The Kilbeggan Races, pt. 1

Located in the heart of the Midlands, the village of Kilbeggan, Co. Westmeath, is near enough the centre of the Republic of Ireland not to argue. If you have ever traveled the Dublin-Galway road, then you have been in Kilbeggan, however briefly, because this is the N6, and it runs right through the village square. From this axis point, roads radiate out to the nearby towns of Tullamore, Mullingar, Athlone, and to all farther points on the Irish compass. Tullamore is the capital town of Co. Offaly, seven miles out, and Athlone, on the Shannon, and known as the ‘Capital of the Midlands’, is only thirty miles away.

You will find Kilbeggan in no traveler’s guide. Tourists on their way to well-documented attractions in the west—Galway and Salt Hill, Lisdoonvarna and Doolin—might view the village as one more brief, anonymous flash of white-wash, so common to the Irish countryside. But Kilbeggan can offer more than a bucolic flicker past the windscreen on your way to Somewhere Else. For National Hunt racing comes to Kilbeggan several times a year, and it is then that this subdued village of six hundred hosts upwards of six thousand visitors, come for the excitement of wagering, for the social outing, and for the craic.
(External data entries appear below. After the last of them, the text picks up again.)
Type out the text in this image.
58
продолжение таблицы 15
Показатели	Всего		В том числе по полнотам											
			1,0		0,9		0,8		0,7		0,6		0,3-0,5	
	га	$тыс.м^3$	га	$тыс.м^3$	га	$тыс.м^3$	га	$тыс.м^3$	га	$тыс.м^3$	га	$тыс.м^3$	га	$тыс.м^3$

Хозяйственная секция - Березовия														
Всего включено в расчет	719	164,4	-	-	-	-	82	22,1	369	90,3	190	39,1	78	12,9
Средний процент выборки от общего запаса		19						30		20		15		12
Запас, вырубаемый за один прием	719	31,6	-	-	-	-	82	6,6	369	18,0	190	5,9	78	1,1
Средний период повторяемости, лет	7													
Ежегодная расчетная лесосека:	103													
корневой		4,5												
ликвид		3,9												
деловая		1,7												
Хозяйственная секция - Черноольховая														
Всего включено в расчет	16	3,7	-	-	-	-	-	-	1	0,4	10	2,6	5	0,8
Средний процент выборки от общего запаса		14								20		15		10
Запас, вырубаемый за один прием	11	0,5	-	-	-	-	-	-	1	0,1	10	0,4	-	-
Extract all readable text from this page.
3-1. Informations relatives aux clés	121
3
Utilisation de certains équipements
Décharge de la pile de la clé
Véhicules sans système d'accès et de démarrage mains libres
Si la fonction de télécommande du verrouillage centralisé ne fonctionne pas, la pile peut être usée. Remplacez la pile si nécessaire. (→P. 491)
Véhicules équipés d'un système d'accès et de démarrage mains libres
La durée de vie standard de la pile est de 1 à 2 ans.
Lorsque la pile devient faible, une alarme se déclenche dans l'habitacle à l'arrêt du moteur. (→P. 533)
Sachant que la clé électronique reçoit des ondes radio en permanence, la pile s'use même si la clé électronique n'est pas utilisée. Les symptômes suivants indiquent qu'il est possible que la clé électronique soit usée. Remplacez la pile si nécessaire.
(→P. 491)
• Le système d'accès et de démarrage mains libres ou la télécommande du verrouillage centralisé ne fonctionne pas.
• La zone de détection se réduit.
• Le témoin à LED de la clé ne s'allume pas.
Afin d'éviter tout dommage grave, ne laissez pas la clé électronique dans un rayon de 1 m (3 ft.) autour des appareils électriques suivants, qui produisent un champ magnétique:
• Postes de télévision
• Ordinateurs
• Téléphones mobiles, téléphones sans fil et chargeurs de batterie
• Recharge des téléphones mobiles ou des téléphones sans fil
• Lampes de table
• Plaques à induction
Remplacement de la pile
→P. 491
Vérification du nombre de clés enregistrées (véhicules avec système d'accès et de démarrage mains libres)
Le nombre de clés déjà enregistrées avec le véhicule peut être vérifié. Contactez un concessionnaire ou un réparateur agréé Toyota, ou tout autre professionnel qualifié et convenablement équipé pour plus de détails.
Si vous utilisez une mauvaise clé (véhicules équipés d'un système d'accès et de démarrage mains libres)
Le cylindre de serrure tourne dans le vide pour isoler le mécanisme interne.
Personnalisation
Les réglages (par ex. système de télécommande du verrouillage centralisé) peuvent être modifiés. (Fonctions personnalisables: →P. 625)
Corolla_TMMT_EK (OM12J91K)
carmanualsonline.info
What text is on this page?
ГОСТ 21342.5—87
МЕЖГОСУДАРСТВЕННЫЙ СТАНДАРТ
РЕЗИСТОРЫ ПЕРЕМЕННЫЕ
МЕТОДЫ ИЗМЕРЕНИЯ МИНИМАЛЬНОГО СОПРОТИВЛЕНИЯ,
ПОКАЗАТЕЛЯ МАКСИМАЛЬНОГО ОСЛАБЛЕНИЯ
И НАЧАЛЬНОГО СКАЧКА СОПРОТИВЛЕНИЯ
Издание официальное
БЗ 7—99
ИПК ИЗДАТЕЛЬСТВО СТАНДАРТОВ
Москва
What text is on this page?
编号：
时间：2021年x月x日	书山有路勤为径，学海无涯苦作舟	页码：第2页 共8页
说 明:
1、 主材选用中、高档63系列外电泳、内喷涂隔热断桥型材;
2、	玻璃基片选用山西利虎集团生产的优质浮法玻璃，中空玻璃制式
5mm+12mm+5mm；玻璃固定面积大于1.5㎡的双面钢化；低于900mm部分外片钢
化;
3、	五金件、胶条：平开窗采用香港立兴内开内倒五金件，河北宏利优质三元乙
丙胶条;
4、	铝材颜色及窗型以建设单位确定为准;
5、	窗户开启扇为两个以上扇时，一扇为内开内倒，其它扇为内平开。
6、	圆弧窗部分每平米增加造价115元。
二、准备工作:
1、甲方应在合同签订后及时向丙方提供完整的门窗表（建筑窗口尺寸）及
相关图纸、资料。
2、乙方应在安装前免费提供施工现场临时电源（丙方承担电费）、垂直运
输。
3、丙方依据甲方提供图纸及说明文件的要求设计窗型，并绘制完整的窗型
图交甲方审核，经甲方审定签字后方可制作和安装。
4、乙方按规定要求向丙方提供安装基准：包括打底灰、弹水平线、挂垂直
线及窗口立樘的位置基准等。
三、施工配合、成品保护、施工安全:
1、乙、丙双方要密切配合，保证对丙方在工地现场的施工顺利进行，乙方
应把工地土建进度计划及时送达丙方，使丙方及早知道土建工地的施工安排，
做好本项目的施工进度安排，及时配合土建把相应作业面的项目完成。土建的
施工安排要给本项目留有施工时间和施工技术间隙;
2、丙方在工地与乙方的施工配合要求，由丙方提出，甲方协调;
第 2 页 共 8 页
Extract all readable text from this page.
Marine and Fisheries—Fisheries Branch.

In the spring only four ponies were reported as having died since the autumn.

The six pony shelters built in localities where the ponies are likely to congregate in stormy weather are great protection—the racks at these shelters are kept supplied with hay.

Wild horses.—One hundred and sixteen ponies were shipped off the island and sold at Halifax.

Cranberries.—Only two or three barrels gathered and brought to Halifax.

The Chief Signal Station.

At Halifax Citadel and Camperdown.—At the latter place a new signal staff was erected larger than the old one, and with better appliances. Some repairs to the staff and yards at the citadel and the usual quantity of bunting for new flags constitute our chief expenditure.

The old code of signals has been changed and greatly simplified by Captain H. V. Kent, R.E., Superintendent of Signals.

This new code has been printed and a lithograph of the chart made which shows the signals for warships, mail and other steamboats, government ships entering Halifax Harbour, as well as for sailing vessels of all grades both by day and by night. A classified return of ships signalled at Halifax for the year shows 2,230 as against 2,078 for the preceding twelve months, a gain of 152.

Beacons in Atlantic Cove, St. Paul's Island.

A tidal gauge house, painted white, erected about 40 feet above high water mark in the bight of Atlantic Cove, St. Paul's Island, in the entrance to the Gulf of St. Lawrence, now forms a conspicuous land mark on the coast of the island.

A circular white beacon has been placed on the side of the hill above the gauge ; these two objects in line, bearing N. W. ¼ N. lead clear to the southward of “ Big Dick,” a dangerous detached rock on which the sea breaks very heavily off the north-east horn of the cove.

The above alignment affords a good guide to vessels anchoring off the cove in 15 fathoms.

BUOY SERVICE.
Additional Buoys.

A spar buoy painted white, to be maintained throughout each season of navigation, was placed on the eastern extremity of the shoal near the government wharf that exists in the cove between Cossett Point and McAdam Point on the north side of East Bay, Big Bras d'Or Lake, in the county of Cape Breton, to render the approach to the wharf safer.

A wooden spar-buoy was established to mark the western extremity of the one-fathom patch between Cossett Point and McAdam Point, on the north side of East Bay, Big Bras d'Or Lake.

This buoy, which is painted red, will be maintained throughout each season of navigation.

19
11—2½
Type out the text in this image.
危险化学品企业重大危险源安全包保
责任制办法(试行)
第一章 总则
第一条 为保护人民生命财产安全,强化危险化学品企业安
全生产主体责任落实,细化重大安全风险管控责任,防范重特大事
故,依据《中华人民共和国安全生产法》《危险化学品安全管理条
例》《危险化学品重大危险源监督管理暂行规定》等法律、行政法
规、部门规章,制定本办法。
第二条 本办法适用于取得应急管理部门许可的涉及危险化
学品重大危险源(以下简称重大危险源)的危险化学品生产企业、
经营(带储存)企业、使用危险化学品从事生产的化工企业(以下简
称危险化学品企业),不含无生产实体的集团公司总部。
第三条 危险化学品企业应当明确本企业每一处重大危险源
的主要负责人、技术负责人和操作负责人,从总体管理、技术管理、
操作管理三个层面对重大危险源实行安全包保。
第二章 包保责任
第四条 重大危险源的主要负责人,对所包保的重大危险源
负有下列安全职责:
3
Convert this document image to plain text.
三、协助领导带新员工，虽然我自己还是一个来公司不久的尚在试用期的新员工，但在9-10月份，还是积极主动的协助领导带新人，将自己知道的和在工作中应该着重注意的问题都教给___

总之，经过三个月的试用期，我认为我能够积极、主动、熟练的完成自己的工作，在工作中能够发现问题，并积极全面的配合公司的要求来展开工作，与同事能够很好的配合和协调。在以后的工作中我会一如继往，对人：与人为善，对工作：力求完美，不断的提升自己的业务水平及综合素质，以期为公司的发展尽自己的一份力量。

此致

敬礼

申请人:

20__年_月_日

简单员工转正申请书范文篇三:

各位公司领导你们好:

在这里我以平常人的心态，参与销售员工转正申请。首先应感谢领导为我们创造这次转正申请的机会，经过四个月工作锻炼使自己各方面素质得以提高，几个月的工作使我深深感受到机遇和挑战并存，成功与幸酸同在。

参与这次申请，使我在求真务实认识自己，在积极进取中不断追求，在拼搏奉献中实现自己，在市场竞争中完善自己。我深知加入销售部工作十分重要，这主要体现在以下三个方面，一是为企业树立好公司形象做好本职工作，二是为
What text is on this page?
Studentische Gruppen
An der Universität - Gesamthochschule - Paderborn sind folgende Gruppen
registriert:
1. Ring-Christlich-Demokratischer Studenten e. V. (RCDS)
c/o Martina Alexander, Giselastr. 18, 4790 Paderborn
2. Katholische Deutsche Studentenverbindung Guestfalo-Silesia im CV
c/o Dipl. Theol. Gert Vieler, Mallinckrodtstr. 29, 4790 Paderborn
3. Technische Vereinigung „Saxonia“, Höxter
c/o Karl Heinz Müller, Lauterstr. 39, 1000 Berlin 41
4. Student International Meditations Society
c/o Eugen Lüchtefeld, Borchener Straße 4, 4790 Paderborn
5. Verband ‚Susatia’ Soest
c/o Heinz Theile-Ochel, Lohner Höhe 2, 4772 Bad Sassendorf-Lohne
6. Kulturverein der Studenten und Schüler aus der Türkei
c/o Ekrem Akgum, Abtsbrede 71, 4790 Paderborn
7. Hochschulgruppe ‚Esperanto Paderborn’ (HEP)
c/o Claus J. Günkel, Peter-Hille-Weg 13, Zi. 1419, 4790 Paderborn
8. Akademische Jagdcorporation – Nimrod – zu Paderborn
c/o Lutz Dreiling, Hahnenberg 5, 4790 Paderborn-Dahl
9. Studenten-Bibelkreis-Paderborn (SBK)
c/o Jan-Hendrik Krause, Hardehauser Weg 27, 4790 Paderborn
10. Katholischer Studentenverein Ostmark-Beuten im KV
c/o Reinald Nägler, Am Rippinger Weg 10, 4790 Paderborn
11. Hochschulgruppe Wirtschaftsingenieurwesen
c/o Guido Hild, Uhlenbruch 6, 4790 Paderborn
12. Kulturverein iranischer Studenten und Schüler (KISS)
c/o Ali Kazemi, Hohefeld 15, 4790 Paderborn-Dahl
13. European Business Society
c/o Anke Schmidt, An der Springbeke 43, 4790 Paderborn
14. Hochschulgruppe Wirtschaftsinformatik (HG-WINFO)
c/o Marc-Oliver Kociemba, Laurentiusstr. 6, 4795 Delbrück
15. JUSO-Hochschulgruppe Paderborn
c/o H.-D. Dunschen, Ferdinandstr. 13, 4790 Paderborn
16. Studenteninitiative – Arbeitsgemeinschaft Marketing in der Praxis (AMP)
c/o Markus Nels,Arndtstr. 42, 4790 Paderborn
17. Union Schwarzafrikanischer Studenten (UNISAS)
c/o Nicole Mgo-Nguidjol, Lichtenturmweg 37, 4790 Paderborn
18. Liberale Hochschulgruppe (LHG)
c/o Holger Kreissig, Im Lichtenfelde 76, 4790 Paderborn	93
Six thousand might not sound like a large number, especially if you compare that figure with the internationally famous Galway Races, held in August that draws hundreds of thousands. Or, with the races held at the Curragh in Kildare, the home of many world-class stables. But Kilbeggan offers something neither Galway nor the Curragh, nor for that matter any of its local midland competitors, offer: an exclusively National Hunt format. National Hunt defines a certain body of racing rules, but to what it basically refers is the type of racing: hurls and steeple-chase. Jumping. Some years back Kilbeggan committed to this dangerous and exciting brand of racing. The crowds have obviously responded. They come to wager, and witness jockey and horse soar as one for improbable seconds over hurdle and fence.